Protest Group Absent From MN Marine's Funeral

(AP) Welcome, Minn. No one picketed the funeral for Marine Lance Cpl. Robert Posivio III on Saturday, but 400 leather-clad bikers holding American flags showed up just in case.

A church group known for protesting military funerals with signs like "Thank God for dead soldiers" was expected to picket on Saturday but didn't. Westboro Baptist Church claims God is punishing America for accepting homosexuality. Their arrival would have tested a new Minnesota law that pushes funeral protests 500 feet away from the service.

Martin County Sheriff Brad Gerhardt set up wooden barricades to corral picketers about a block and a half away from the funeral at St. Paul United Church of Christ. It wouldn't have been hard for mourners arriving at the church to miss seeing picketers.

The sheriff also stationed some members of a SWAT-like unit of specially-trained officers next to the spot reserved for the picketers, and called out more than 50 law officers from his department and neighboring police departments.

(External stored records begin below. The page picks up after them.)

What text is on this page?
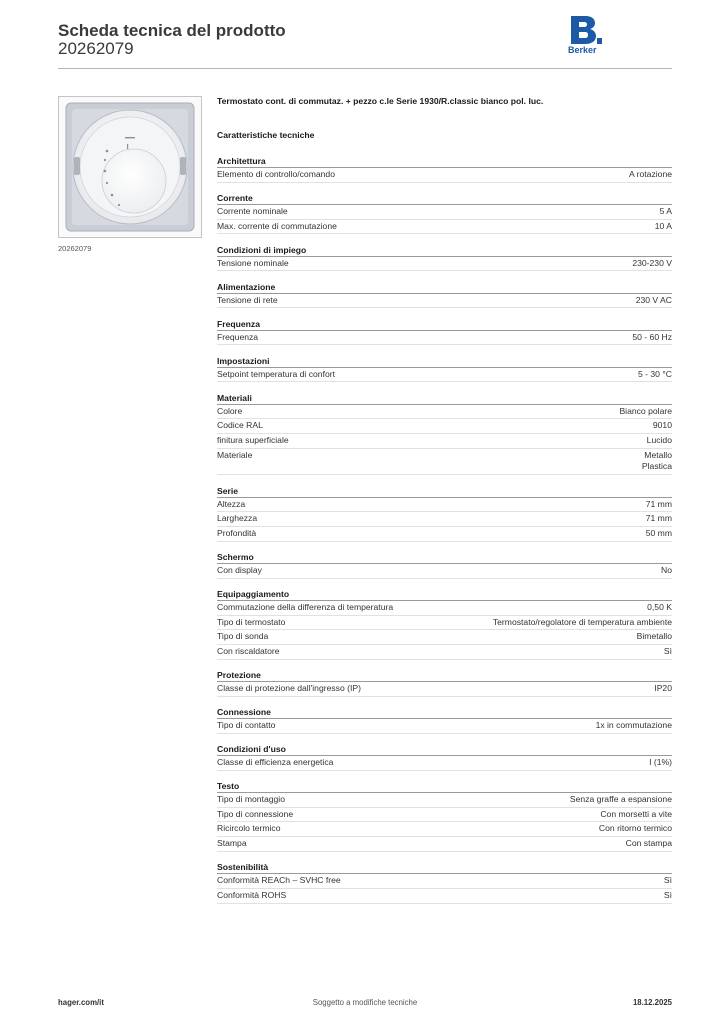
Scheda tecnica del prodotto
20262079	Berker
20262079
Termostato cont. di commutaz. + pezzo c.le Serie 1930/R.classic bianco pol. luc.
Caratteristiche tecniche
Architettura
Elemento di controllo/comando	A rotazione
Corrente
Corrente nominale	5 A
Max. corrente di commutazione	10 A
Condizioni di impiego
Tensione nominale	230-230 V
Alimentazione
Tensione di rete	230 V AC
Frequenza
Frequenza	50 - 60 Hz
Impostazioni
Setpoint temperatura di confort	5 - 30 °C
Materiali
Colore	Bianco polare
Codice RAL	9010
finitura superficiale	Lucido
Materiale	Metallo
Plastica
Serie
Altezza	71 mm
Larghezza	71 mm
Profondità	50 mm
Schermo
Con display	No
Equipaggiamento
Commutazione della differenza di temperatura	0,50 K
Tipo di termostato	Termostato/regolatore di temperatura ambiente
Tipo di sonda	Bimetallo
Con riscaldatore	Sì
Protezione
Classe di protezione dall'ingresso (IP)	IP20
Connessione
Tipo di contatto	1x in commutazione
Condizioni d'uso
Classe di efficienza energetica	I (1%)
Testo
Tipo di montaggio	Senza graffe a espansione
Tipo di connessione	Con morsetti a vite
Ricircolo termico	Con ritorno termico
Stampa	Con stampa
Sostenibilità
Conformità REACh – SVHC free	Sì
Conformità ROHS	Sì
hager.com/it	Soggetto a modifiche tecniche	18.12.2025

But instead of pickets, Posivio's family saw flags, tattoos, and leather. The bikers were allowed on the street outside the church because the family wanted them there, Gerhardt said.

One of those lining the street outside the church was an Iowan who calls himself "Scary jerry." Jerry Myers' shaved head gave way to fat silver hoop earrings in each ear, a nose ring, and a long beard. At 3 a.m. he had finished transporting residents of a halfway house home from their factory night shift, and at 4 a.m. he was on the road from Garner, Iowa.

"If I tear up, I'm sorry," he said, and he did, a little. "This is the absolute least I can do."

Myers, whose nephew is on his second tour in Iraq as an Army engineer, said it didn't matter that the church group protest didn't materialize.

"I just love that the people over here are pulling for the people over there," he said.

Posivio, 22, was from the Sherburn area. He died May 23 in Iraq when a roadside bomb hit the Humvee in which he was riding. He was on his third tour in Iraq.

His family asked reporters to stay outside of the funeral.

Gov. Tim Pawlenty attended. After stepping out of his car he turned to the bikers outside the church and said, "Thank you for being here, you guys. Thank you."

The bikers were organized by the Patriot Guard Riders, a group that has made a point of attending funerals to counter protests by Westboro Baptist Church. The Topeka, Kan. church's 75 members are nearly all relatives of pastor Fred Phelps.

His daughter, Margie Phelps, is the church's attorney. She said the group decided to picket in Plymouth, N.H. instead because they got all the publicity they needed in Minnesota in advance of Posivio's funeral.

Thirty-eight people with Minnesota ties have died in connection with the wars in Iraq and Afghanistan.